Você sabia que o atum rabilho – de carne vermelha, um dos melhores para se fazer sushis – é pescado em cotas pelos países pesqueiros, para que a espécie não entre em extinção? A decisão foi tomada pela Comissão Internacional para Conservação do Atum do Atlântico e Mares Adjacentes (Iccat), há alguns anos, para que seja garantida a sua sustentabilidade do peixe, que corria riscos de desaparecer num futuro próximo.
Numa reunião sobre o monitoramento e controle da pesca, que ocorreu em Paris, há dois anos, estipulou-se que a cota de pesca de 2011 pouparia 600 toneladas do rabilho.

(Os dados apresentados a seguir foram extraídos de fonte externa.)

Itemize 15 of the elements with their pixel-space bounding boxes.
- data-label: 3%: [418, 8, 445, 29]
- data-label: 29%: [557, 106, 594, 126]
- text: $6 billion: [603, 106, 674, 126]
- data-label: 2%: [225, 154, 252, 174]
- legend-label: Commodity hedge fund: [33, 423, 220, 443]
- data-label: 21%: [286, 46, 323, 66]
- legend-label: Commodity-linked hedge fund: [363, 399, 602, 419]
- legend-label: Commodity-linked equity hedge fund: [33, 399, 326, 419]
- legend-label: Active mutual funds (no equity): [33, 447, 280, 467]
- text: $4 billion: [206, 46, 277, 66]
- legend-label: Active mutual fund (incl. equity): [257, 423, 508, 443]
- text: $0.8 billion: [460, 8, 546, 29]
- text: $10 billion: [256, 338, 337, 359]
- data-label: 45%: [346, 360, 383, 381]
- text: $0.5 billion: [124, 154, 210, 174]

De 13.500 t pescadas, passaram a ser pescadas 12.900 t do peixe. Ongs dizem que este número é pequeno. Querem reduzi-lo em 6 mil toneladas.
No Brasil
Katarina Vanderlei, engenheira de pesca, diz que, como o Brasil não tem grande contingente de barcos pesqueiros das espécies de atum que habitam nossos mares, parte do cota destinada ao País é cedida a barcos do Japão e de Taiwan. “Estes povos têm grandes frotas, que se deslocam do extremo oriente para a pesca no mar brasileiro.” Ela fala que esses pescadores-viajantes se deslocam pela nossa costa na companhia de observadores nacionais, para que sejam respeitadas as suas cotas.